Além da informação, o preparo físico do viajante também conta na hora de planejar uma aventura, segundo o médico Moisés Cohen, chefe do Centro de Traumatologia do Esporte da Unifesp. "A maioria das lesões poderia ser evitada com medidas preventivas simples", explica.

Um dos motivos da falta de informação e da existência de procedimentos padronizados na prática dos esportes de aventura está associado a um problema nacional: ainda não existe no Brasil nenhum tipo de norma ou certificação que regulamente o exercício da atividade. Há apenas iniciativas locais, como a do município paulista de Brotas --que está criando um selo de qualidade para as agências da região-- ou a do Estado do Rio Grande do Sul, que também formulou, com as empresas locais, regras comuns para poder regular o funcionamento do turismo de aventura.

Mas a boa notícia é que isso pode mudar em breve.
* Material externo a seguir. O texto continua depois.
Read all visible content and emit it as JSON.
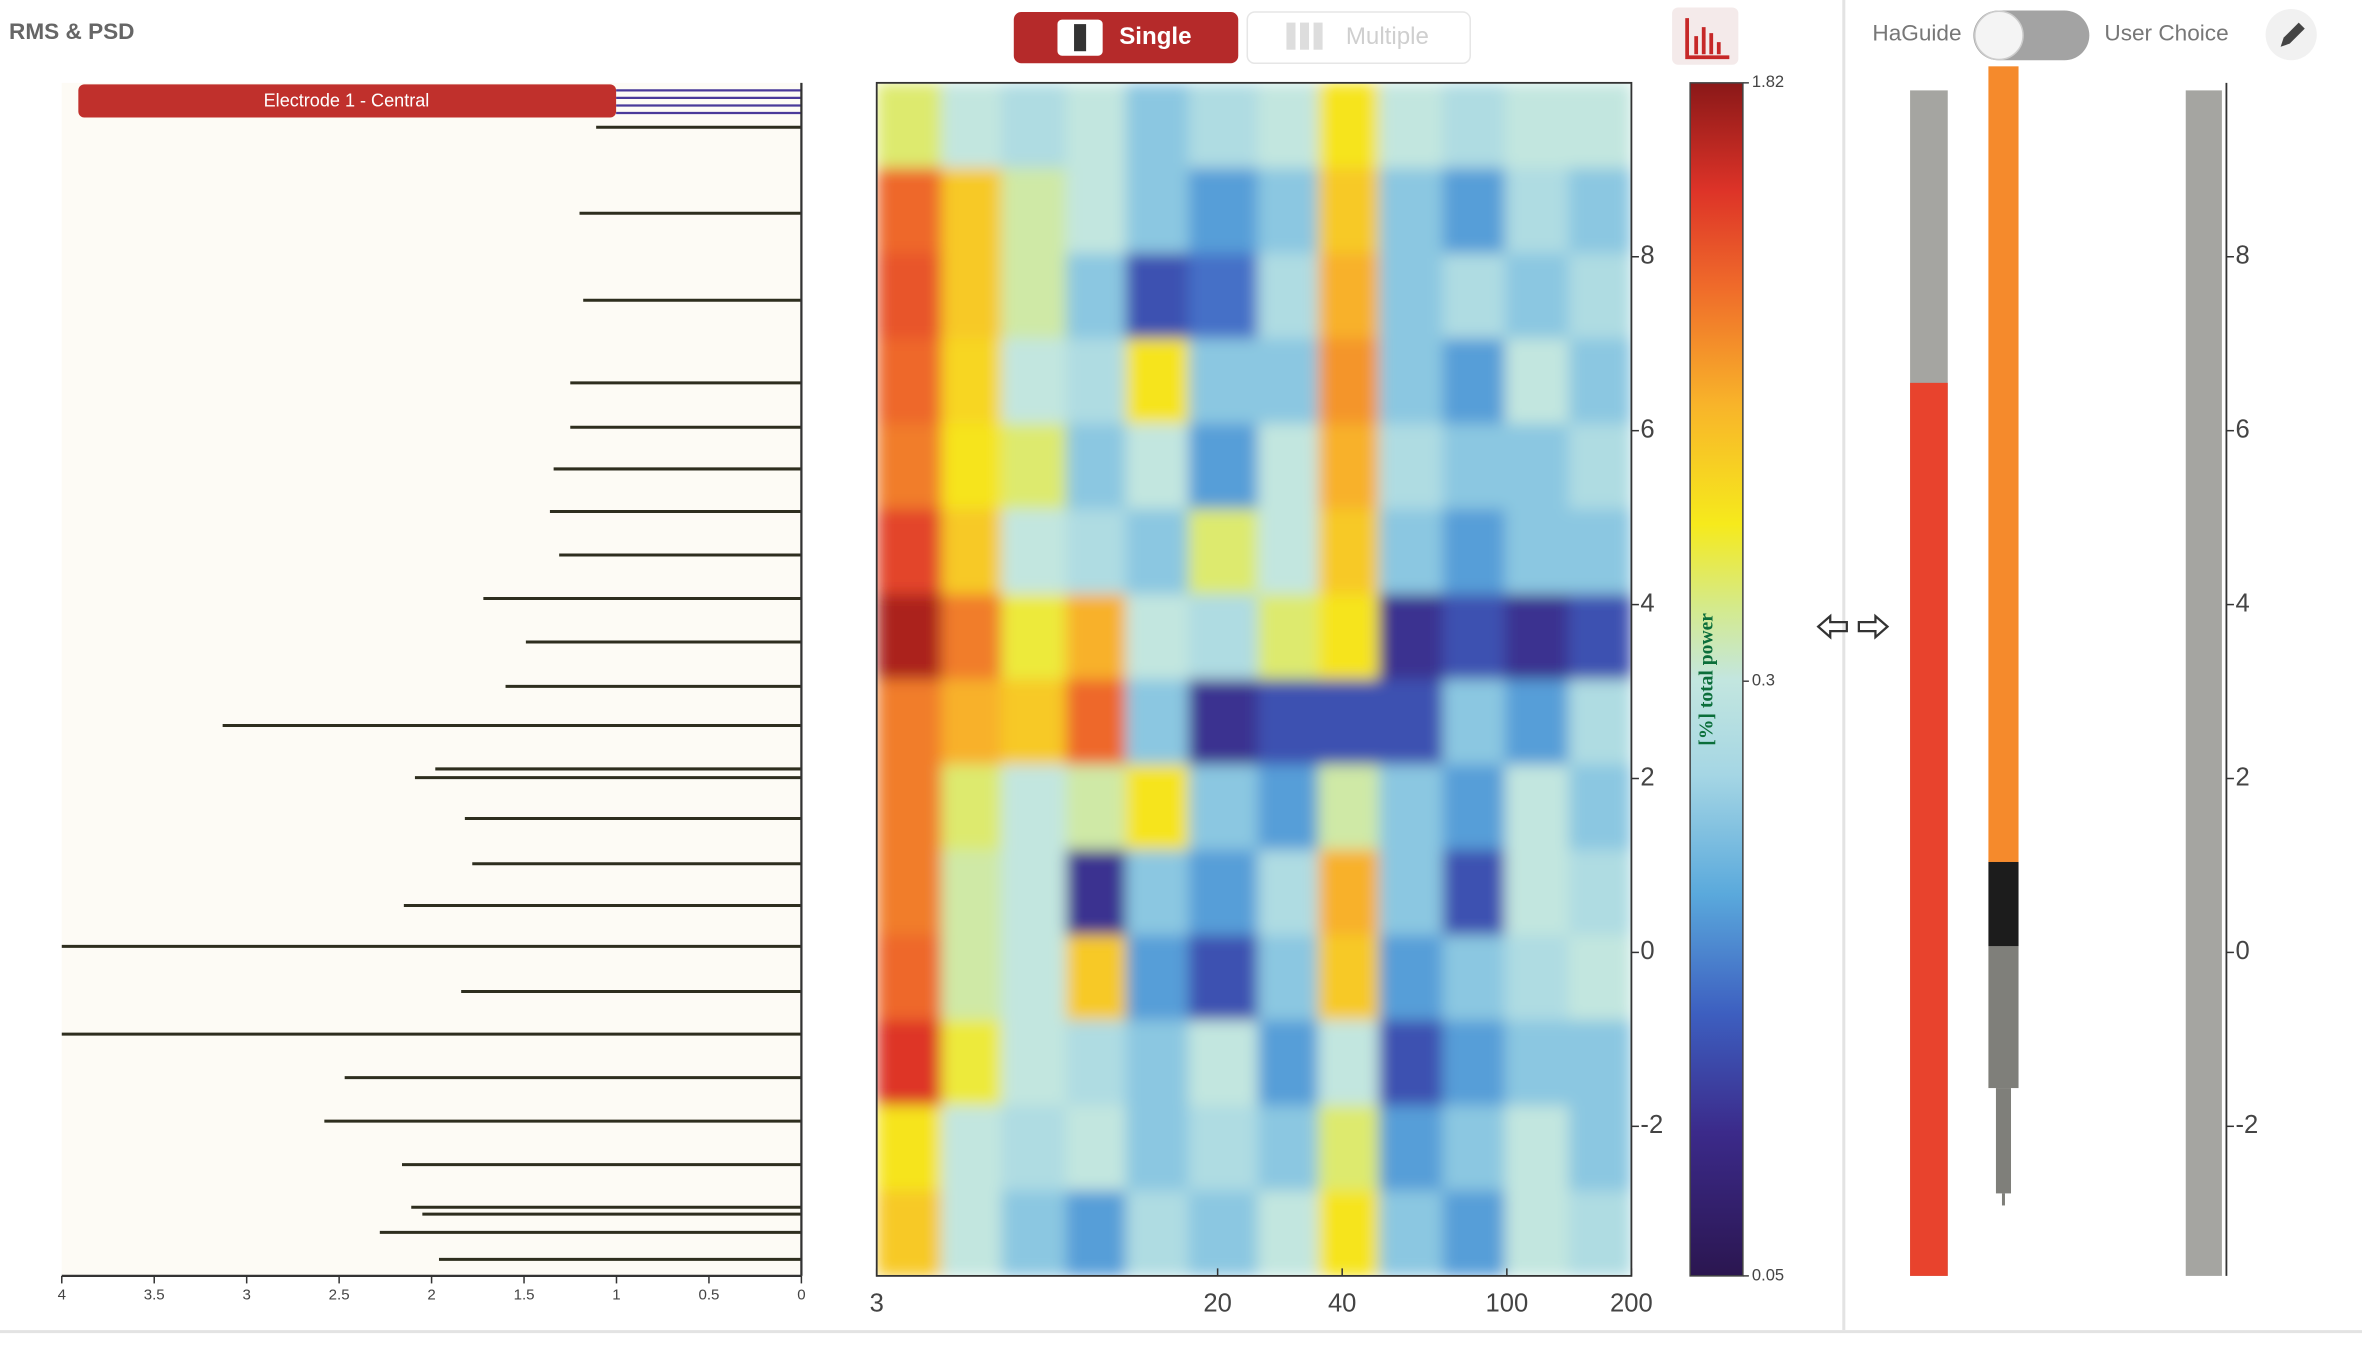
{
  "header": {
    "title": "RMS & PSD",
    "single": "Single",
    "multiple": "Multiple"
  },
  "toggle": {
    "left": "HaGuide",
    "right": "User Choice"
  },
  "chart_data": [
    {
      "type": "hbar",
      "label": "Electrode 1 - Central",
      "color": "#2e2e1e",
      "y": [
        9.49,
        8.5,
        7.5,
        6.55,
        6.04,
        5.56,
        5.07,
        4.57,
        4.07,
        3.57,
        3.06,
        2.61,
        2.11,
        2.01,
        1.54,
        1.02,
        0.54,
        0.07,
        -0.45,
        -0.94,
        -1.44,
        -1.94,
        -2.44,
        -2.93,
        -3.01,
        -3.22,
        -3.53
      ],
      "values": [
        1.11,
        1.2,
        1.18,
        1.25,
        1.25,
        1.34,
        1.36,
        1.31,
        1.72,
        1.49,
        1.6,
        3.13,
        1.98,
        2.09,
        1.82,
        1.78,
        2.15,
        4.0,
        1.84,
        4.0,
        2.47,
        2.58,
        2.16,
        2.11,
        2.05,
        2.28,
        1.96
      ],
      "xlim": [
        4,
        0
      ],
      "xticks": [
        4,
        3.5,
        3,
        2.5,
        2,
        1.5,
        1,
        0.5,
        0
      ],
      "ylim": [
        -3.72,
        10
      ]
    },
    {
      "type": "heatmap",
      "xscale": "log",
      "xlim": [
        3,
        200
      ],
      "xticks": [
        3,
        20,
        40,
        100,
        200
      ],
      "ylim": [
        -3.72,
        10
      ],
      "yticks": [
        8,
        6,
        4,
        2,
        0,
        -2
      ],
      "x_edges": [
        3,
        4.3,
        6,
        8.6,
        12,
        17,
        25,
        35,
        49,
        70,
        99,
        141,
        200
      ],
      "y_edges": [
        10,
        9.02,
        8.04,
        7.06,
        6.08,
        5.1,
        4.12,
        3.14,
        2.16,
        1.18,
        0.2,
        -0.78,
        -1.76,
        -2.74,
        -3.72
      ],
      "z": [
        [
          0.4,
          0.3,
          0.25,
          0.3,
          0.2,
          0.25,
          0.3,
          0.5,
          0.3,
          0.25,
          0.3,
          0.3
        ],
        [
          1.0,
          0.6,
          0.35,
          0.3,
          0.2,
          0.15,
          0.2,
          0.6,
          0.2,
          0.15,
          0.25,
          0.2
        ],
        [
          1.1,
          0.6,
          0.35,
          0.2,
          0.1,
          0.12,
          0.25,
          0.7,
          0.2,
          0.25,
          0.2,
          0.25
        ],
        [
          1.0,
          0.55,
          0.3,
          0.25,
          0.5,
          0.2,
          0.2,
          0.8,
          0.2,
          0.15,
          0.3,
          0.2
        ],
        [
          0.9,
          0.5,
          0.4,
          0.2,
          0.3,
          0.15,
          0.3,
          0.7,
          0.25,
          0.2,
          0.2,
          0.25
        ],
        [
          1.2,
          0.6,
          0.3,
          0.25,
          0.2,
          0.4,
          0.3,
          0.6,
          0.2,
          0.15,
          0.2,
          0.2
        ],
        [
          1.6,
          0.9,
          0.45,
          0.7,
          0.3,
          0.25,
          0.4,
          0.5,
          0.08,
          0.1,
          0.08,
          0.1
        ],
        [
          0.9,
          0.7,
          0.6,
          1.0,
          0.2,
          0.08,
          0.1,
          0.1,
          0.1,
          0.2,
          0.15,
          0.25
        ],
        [
          0.9,
          0.4,
          0.3,
          0.35,
          0.5,
          0.2,
          0.15,
          0.35,
          0.2,
          0.15,
          0.3,
          0.2
        ],
        [
          0.9,
          0.35,
          0.3,
          0.08,
          0.2,
          0.15,
          0.25,
          0.7,
          0.2,
          0.1,
          0.3,
          0.25
        ],
        [
          1.0,
          0.35,
          0.3,
          0.6,
          0.15,
          0.1,
          0.2,
          0.6,
          0.15,
          0.2,
          0.25,
          0.3
        ],
        [
          1.3,
          0.45,
          0.3,
          0.25,
          0.2,
          0.3,
          0.15,
          0.3,
          0.1,
          0.15,
          0.2,
          0.2
        ],
        [
          0.5,
          0.3,
          0.25,
          0.3,
          0.2,
          0.25,
          0.2,
          0.4,
          0.15,
          0.2,
          0.3,
          0.2
        ],
        [
          0.6,
          0.3,
          0.2,
          0.15,
          0.25,
          0.2,
          0.3,
          0.5,
          0.2,
          0.15,
          0.3,
          0.25
        ]
      ],
      "colorbar": {
        "label": "[%] total power",
        "scale": "log",
        "lim": [
          0.05,
          1.82
        ],
        "ticks": [
          1.82,
          0.3,
          0.05
        ]
      }
    },
    {
      "type": "trajectory",
      "ylim": [
        -3.72,
        10
      ],
      "yticks": [
        8,
        6,
        4,
        2,
        0,
        -2
      ],
      "bar_value": 6.55,
      "bar_color": "#e8432d",
      "segments": [
        {
          "from": 1.04,
          "to": 10.19,
          "color": "#f58a2c"
        },
        {
          "from": 0.07,
          "to": 1.04,
          "color": "#1c1c1c"
        },
        {
          "from": -1.56,
          "to": 0.07,
          "color": "#7f7f7a"
        }
      ],
      "tip": -2.91
    }
  ]
}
Tânia Arantes, gerente de qualificação e certificação do Ministério do Turismo, anuncia para outubro a conclusão de um estudo para criar normas para a área. "O Brasil tem um potencial enorme para o turismo de aventura, mas não pode comercializá-lo porque não tem como garantir a segurança do turista", explica. Segundo ela, as normas para o controle de riscos para operadores e agências e para a formação básica dos guias já estão quase prontas. O próximo passo é encaminhá-las para serem aprovação.